You can see the family relationship between the running processes in a Linux system
using the pstree command:
init(1)-+-crond(98) |-emacs(387) |-gpm(146) |-inetd(110) |-kerneld(18) |-kflushd(2) |-klogd(87) |-kswapd(3) |-login(160)---bash(192)---emacs(225) |-lpd(121) |-mingetty(161) |-mingetty(162) |-mingetty(163) |-mingetty(164) |-login(403)---bash(404)---pstree(594) |-sendmail(134) |-syslogd(78) `-update(166)
Additionally all of the processes in the system are held in a doubly linked list whose root is the init processes task_struct data structure. This list allows the Linux kernel to look at every process in the system. It needs to do this to provide support for commands such as ps or kill. - Times and Timers
- The kernel keeps track of a processes creation time as well as the
CPU time that it consumes during its lifetime. Each clock tick, the
kernel updates the amount of time in jiffies that the current process
has spent in system and in user mode.
Linux also supports process specific interval timers, processes can use system
calls to set up timers to send signals to themselves when the timers expire.
These timers can be single-shot or periodic timers.
- File system
- Processes can open and close files as they wish and the
processes task_struct
contains pointers to descriptors for each open file as well as pointers to two
VFS inodes.
Each VFS inode uniquely describes a file or directory within a file system and also
provides a uniform interface to the underlying file systems.

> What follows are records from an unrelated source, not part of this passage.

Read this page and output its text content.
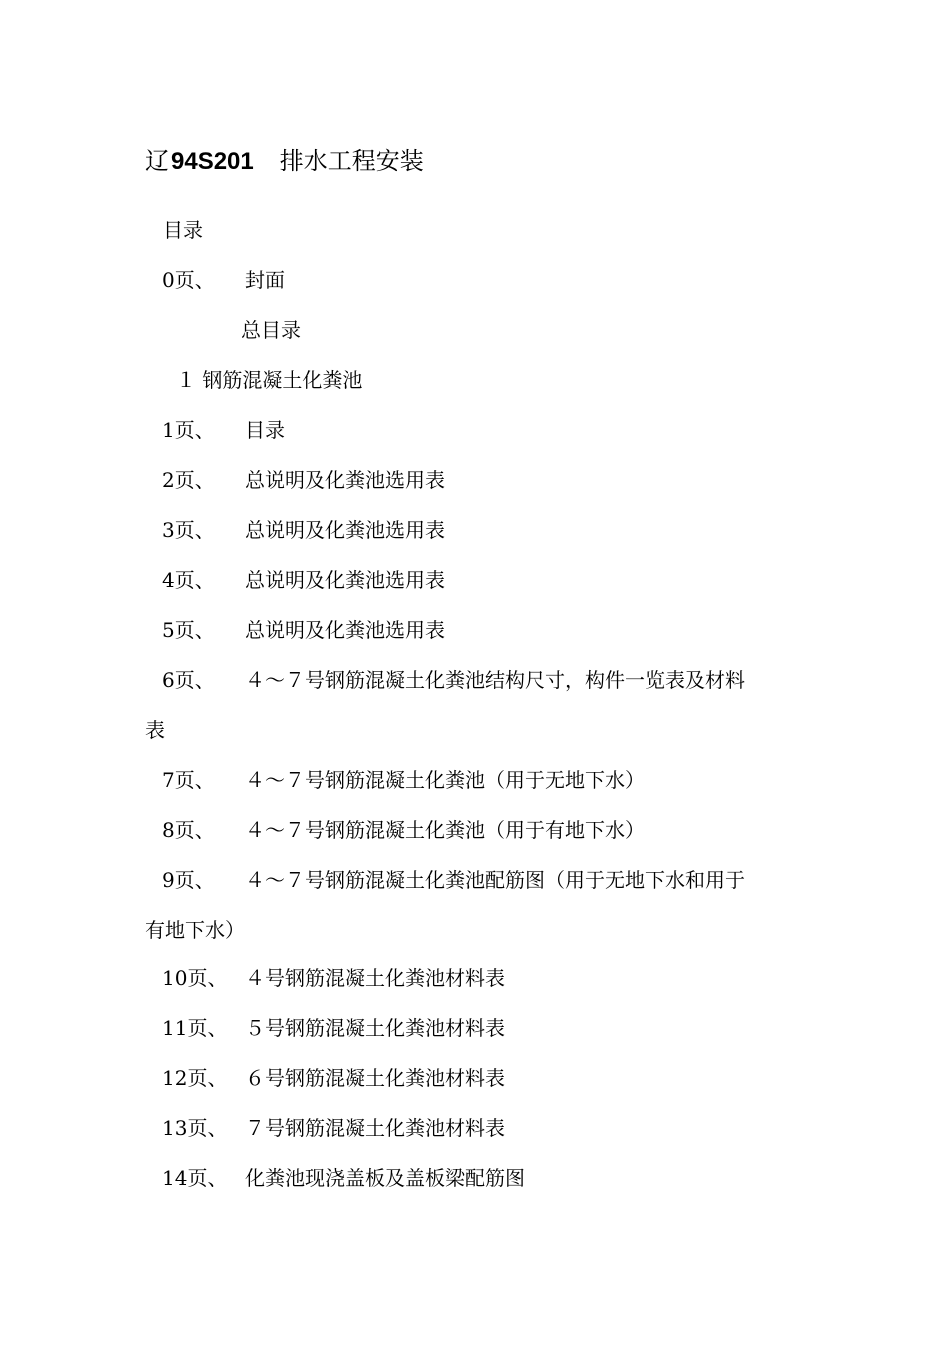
辽94S201 排水工程安装
目录
0页、 封面
总目录
１ 钢筋混凝土化粪池
1页、 目录
2页、 总说明及化粪池选用表
3页、 总说明及化粪池选用表
4页、 总说明及化粪池选用表
5页、 总说明及化粪池选用表
6页、 ４～７号钢筋混凝土化粪池结构尺寸，构件一览表及材料
表
7页、 ４～７号钢筋混凝土化粪池（用于无地下水）
8页、 ４～７号钢筋混凝土化粪池（用于有地下水）
9页、 ４～７号钢筋混凝土化粪池配筋图（用于无地下水和用于
有地下水）
10页、 ４号钢筋混凝土化粪池材料表
11页、 ５号钢筋混凝土化粪池材料表
12页、 ６号钢筋混凝土化粪池材料表
13页、 ７号钢筋混凝土化粪池材料表
14页、 化粪池现浇盖板及盖板梁配筋图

How file systems are supported under Linux is described in
the section on the filesystems.
The first is to the root of the process (its home directory) and the second is to its
current or pwd directory. pwd is derived from the Unix TM command pwd,
print working directory.
These two VFS inodes have their count fields incremented to show that
one or more processes are referencing them. This is why you cannot delete
the directory that a process has as its pwd directory set to, or for that
matter one of its sub-directories.
- Virtual memory
- Most processes have some virtual memory (kernel threads and
daemons do not) and the Linux kernel must track how that virtual memory is
mapped onto the system’s physical memory.
- Processor Specific Context
- A process could be thought of as the sum total of the
system’s current state.
Whenever a process is running it is using the processor’s registers, stacks and
so on.
This is the processes context and, when a process is suspended, all of that
CPU specific context must be saved in the task_struct for the process.
When a process is restarted by the scheduler its context is restored from here.